In such places was Senator Joe McCarthy hailed as a patriot for his witch hunt against suspected communists, which wrecked many careers. "McCarthy," Buchanan explained years later, "was cheered because for four years he was kicking the living hell out of people most Americans concluded ought to have the living hell kicked out of them."

The Buchanans had a strong, religious, country-first, code. They had a different sense of what was morally evil than the liberal left. Behind the controversy over McCarthyism, he wrote in his biography - in which he vigorously defended "Tail-gunner Joe" - were warring concepts of morality, legitimacy and patriotism. "What after all is McCarthy's bullying of witnesses compared with Harry Truman's coercive `repatriation' of two million Russian POWs to the tender mercy of Joseph Stalin?"

There are remarkable similarities between the two men. Joe McCarthy was a true populist, as is Buchanan today. Many of the reporters who disagreed with McCarthy profoundly, liked him personally, just as Buchanan is a favourite of the media elite of the 1990s.

General Franco was naturally a hero in the Buchanan household too. While the American left had Guernica, the Buchanans had Alcazar, where Franco's troops died heroically rather than surrender.

BUCHANAN embarked on a career as a sharp-witted polemicist of the right, first writing editorials and then working for Richard Nixon as a speech-writer and for Ronald Reagan as communications director from 1985 to 1987.

He has said many controversial things in his career. He has defended accused Nazi refugees, accused the Jewish lobby of having an "Amen Corner" in Congress, attracted supremacists to his campaign.

But with his razor-sharp intellect, puckish sense of humour and a delight in being politically incorrect, Buchanan is feted in circles which would not normally entertain his anti-immigrant, protectionist, racism-tinged radicalism.

Part of this is because of his insider status. He has played the game. This "outsider" spent eight years in the White House as an assistant to three presidents. He attended three US-Soviet summits. He accompanied Nixon to China.
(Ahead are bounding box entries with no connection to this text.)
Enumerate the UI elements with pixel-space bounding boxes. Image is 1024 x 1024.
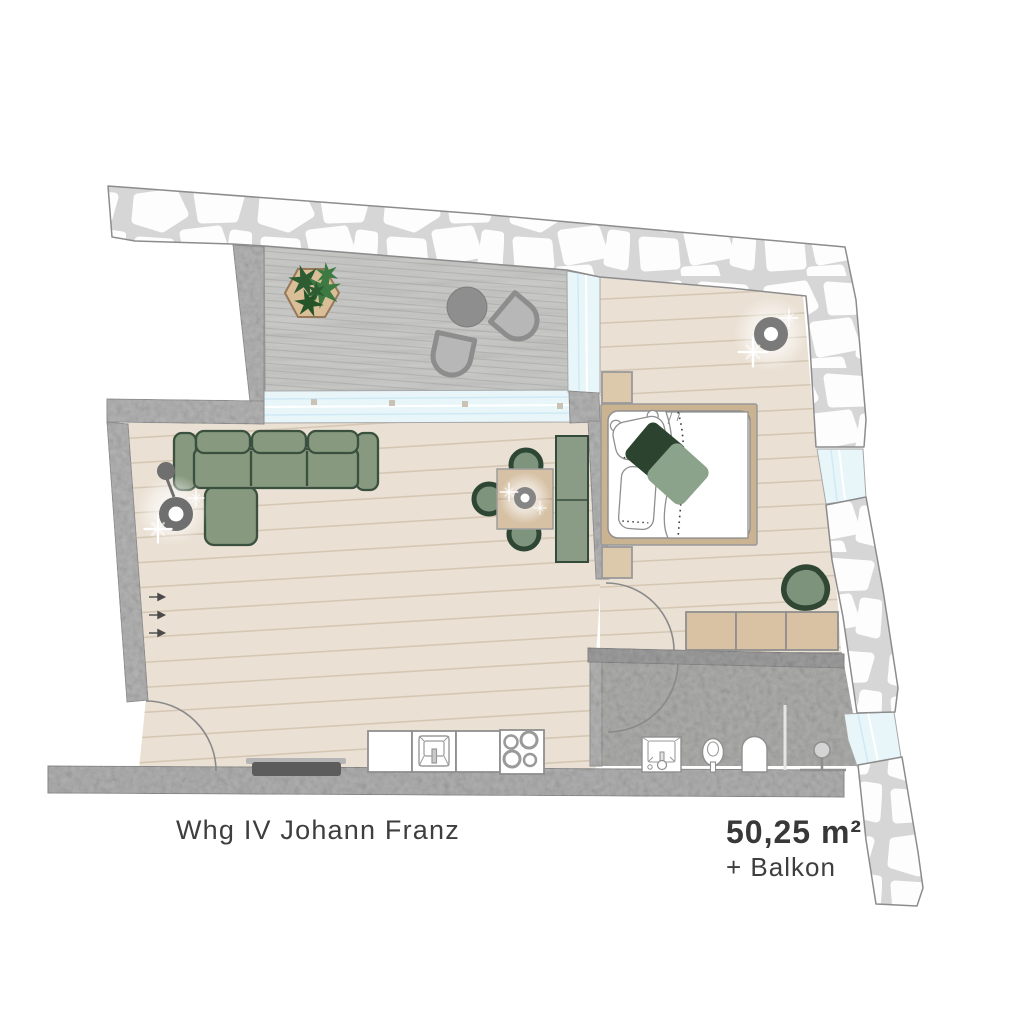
nightstand-top: [602, 372, 632, 403]
stone-wall-right-bottom: [858, 757, 923, 906]
apartment-label: Whg IV Johann Franz: [176, 815, 460, 845]
bath-sink: [642, 737, 681, 772]
window-right-upper: [817, 449, 866, 504]
balcony-table: [447, 287, 487, 327]
area-extra-label: + Balkon: [726, 852, 836, 882]
shower-niche: [742, 737, 767, 773]
glass-wall-living-balcony: [263, 390, 570, 423]
area-label: 50,25 m²: [726, 814, 862, 850]
wardrobe: [556, 436, 588, 562]
ceiling-lamp: [733, 296, 809, 372]
floor-plan-svg: Whg IV Johann Franz 50,25 m² + Balkon: [0, 0, 1024, 1024]
tv-sideboard: [246, 758, 346, 776]
pendant-lamp: [499, 472, 551, 524]
window-balcony-bedroom: [567, 271, 600, 393]
nightstand-bottom: [602, 547, 632, 578]
toilet: [703, 739, 724, 773]
double-bed: [601, 404, 757, 545]
floor-plan-canvas: Whg IV Johann Franz 50,25 m² + Balkon: [0, 0, 1024, 1024]
dresser: [686, 612, 838, 650]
He has made a lucrative career after the White House as a master of radio, television and the written word, as an operator of the op-ed pages, as a verbal pugilist on CNN's Crossfire, where political opponents debate at a high pitch.
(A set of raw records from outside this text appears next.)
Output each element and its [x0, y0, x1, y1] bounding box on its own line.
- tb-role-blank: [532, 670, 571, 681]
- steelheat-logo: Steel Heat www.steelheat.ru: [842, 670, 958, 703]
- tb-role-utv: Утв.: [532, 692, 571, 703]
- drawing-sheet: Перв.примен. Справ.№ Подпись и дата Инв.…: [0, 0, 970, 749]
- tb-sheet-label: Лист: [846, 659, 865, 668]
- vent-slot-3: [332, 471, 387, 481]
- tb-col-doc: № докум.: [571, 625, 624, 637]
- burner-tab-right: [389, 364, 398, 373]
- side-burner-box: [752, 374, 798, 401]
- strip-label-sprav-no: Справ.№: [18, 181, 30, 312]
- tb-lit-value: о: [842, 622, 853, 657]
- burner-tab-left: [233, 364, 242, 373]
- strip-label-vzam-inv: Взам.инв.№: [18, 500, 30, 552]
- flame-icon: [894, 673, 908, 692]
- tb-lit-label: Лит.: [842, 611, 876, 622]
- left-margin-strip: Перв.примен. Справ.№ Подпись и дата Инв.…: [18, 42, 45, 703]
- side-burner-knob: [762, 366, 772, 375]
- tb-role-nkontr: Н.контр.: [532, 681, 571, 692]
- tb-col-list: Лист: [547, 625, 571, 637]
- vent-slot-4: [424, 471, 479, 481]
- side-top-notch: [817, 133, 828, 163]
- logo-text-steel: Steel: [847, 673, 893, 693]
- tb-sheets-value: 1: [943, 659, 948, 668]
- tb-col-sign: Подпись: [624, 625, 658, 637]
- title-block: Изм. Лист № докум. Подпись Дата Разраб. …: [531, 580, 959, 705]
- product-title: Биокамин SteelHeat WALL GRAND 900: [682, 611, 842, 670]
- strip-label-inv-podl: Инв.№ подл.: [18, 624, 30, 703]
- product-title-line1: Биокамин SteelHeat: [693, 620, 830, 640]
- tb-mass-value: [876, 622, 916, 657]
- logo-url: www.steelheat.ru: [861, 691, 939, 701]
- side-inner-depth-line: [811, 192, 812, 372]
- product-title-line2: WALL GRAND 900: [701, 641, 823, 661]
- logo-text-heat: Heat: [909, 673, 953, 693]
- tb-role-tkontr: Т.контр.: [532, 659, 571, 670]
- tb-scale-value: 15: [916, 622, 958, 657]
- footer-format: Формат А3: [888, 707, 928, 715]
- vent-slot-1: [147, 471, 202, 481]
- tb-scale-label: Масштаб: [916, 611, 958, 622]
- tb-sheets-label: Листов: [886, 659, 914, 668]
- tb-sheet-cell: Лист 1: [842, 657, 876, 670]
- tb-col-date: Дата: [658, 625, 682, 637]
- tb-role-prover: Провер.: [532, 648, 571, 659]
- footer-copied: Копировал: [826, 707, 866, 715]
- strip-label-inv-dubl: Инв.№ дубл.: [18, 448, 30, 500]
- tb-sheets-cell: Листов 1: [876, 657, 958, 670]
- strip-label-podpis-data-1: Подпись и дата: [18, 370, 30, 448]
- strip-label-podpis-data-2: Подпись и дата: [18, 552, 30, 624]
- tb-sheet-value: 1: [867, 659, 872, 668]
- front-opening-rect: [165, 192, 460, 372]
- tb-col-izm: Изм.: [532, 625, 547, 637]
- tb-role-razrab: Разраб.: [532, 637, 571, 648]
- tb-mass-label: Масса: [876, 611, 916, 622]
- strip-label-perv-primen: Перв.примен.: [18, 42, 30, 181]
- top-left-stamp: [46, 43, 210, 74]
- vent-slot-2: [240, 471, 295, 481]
He earned enough to buy a nice Mercedes some years ago, which embarrassed him with the American car workers on whom he was pushing protectionism during the 1992 4 campaign.

He carried his America-first populism and his Catholic code into his political career and defined it in typical bellicose terms, "There is a religious war going on in our country for the soul of America," he told the Republican Party convention in Houston, Texas in 1992. "It is a cultural war, as critical to the kind of nation we will be one day as was the cold war itself." In this war they must "block by block take back our cities and take back our culture and take back our country."

The values and attitudes of the old Washington are not so evident in Blessed Sacrament parish today, where the population is less than one quarter Catholic and the suburb has been colonised by the establishment and their families.

The city too has passed from (white) Congressional tutelage to (black) mayoral control. "Looking at what Washington is," said Pat Buchanan, writing in 1988, "and remembering what Washington was in 1958, I am reminded about the Africans' jibe about the European colonisers: "When the missionaries came to us from Europe, they had the Bible and we had the land; and now we have the Bible and they have the land."

But it is on the establishment, corporate and political, Democrat and Republican, on whom Buchanan is planning to unleash his peasants. As he put it this week: "In Washington all the knights and barons will be riding back into the castle, pulling up the drawbridge."

But his chances of laying siege to the capital by winning the Republican nomination are in fact pretty remote, despite the successful skirmish in New Hampshire.

Never mind, Pat, there's always CNN and Crossfire, or another job as an insider, writing speeches or directing communications for a future Republican president.